Datzelfde bedrijfsleven wordt overigens wel gezien wanneer er maatschappelijke problemen moeten worden opgelost. Dan wordt de financiële dekking van Haagse compromissen gezocht in het verhogen van de lasten voor ondernemers. Of we verplichten ondernemers met als doel arbeidsdiscriminatie te stoppen om een door de school aangewezen stagiaire in het bedrijf op te nemen. Dat laatste is natuurlijk geen enkel probleem wanneer je honderden personeelsleden hebt. Maar wanneer je een midden- of kleinbedrijf bent, bedank je mogelijk voor die eer. Daar zit rond 12 uur de zogenaamde “directeur-grootaandeelhouder” met dat jongen of meisje die hij niet zelf heeft mogen selecteren te schaften (dat is een ander woord voor lunchen).
Het is goed dat wij hier praten hoe we moraal in de markt krijgen en houden. Maar de Haagse bovenlaag (bestuurlijk, politiek, ambtelijk) heeft zo door de bank genomen geen idee meer van ondernemerschap. Dat een investering ook terug verdiend moet worden en dat daar een bepaalde tijd voor staat.
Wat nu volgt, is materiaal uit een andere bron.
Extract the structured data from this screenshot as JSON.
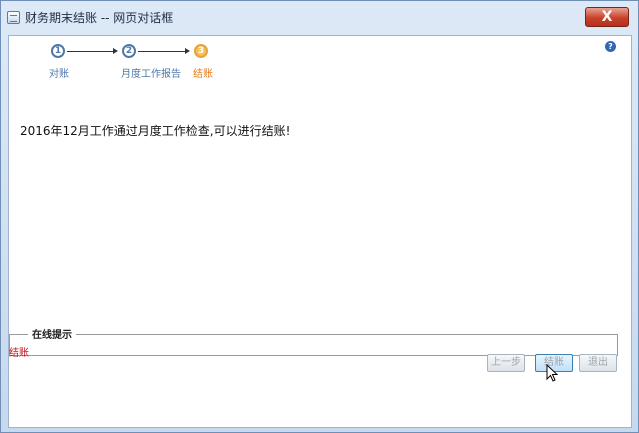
{
  "window": {
    "title": "财务期末结账 -- 网页对话框",
    "close_label": "X"
  },
  "help": {
    "label": "?"
  },
  "wizard": {
    "steps": [
      {
        "number": "1",
        "label": "对账"
      },
      {
        "number": "2",
        "label": "月度工作报告"
      },
      {
        "number": "3",
        "label": "结账"
      }
    ]
  },
  "main": {
    "message": "2016年12月工作通过月度工作检查,可以进行结账!"
  },
  "hint": {
    "title": "在线提示",
    "text": "结账"
  },
  "buttons": {
    "prev": "上一步",
    "close_period": "结账",
    "exit": "退出"
  },
  "colors": {
    "step_active": "#e9a23b",
    "step_inactive": "#4d78a8",
    "hint_text": "#c8101a"
  }
}
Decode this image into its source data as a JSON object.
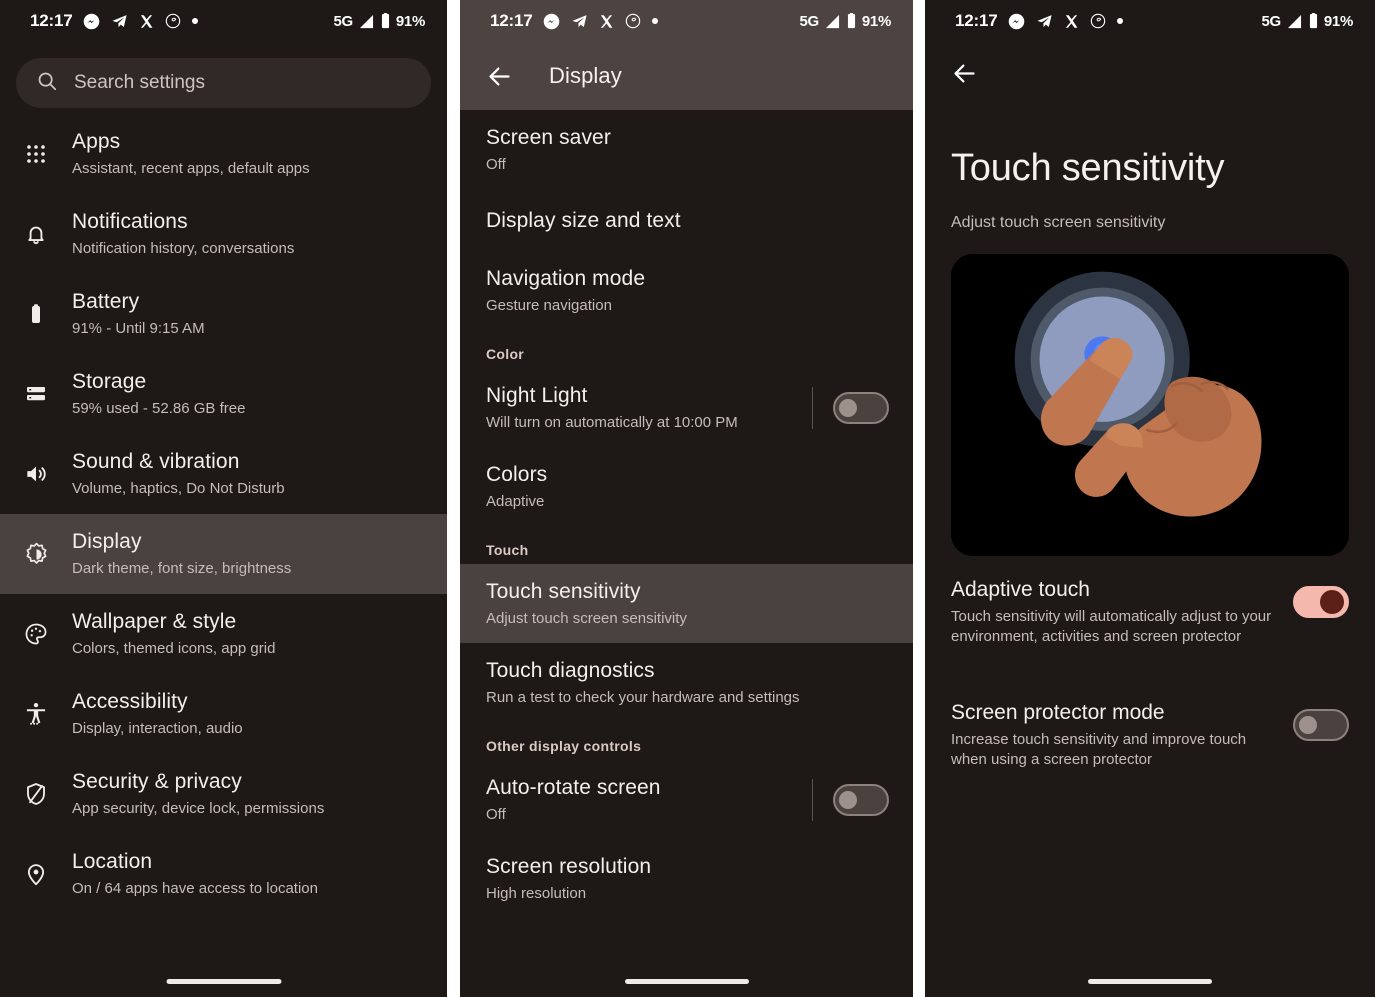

Dat gebrek aan inzicht is een groot probleem en dan vooral voor onze samenleving. Het MKB is namelijk werkgever voor 7 van de 10 mensen in loondienst. Het bedrijfsleven zorgt dat wij te eten hebben, bouwt en renoveert onze huizen, houdt ons landschap mooi, innoveert, zorgt dat de winkelstraten gezellig zijn, dat je met de liefde van je leven uit eten kunt. Het levert belastingopbrengsten op. Dat is het moraal van mijn verhaal.
Markt met moraal. Uiteraard! Maar graag ook even nadenken hoe we de industrie en de middenstand overeind gaan houden.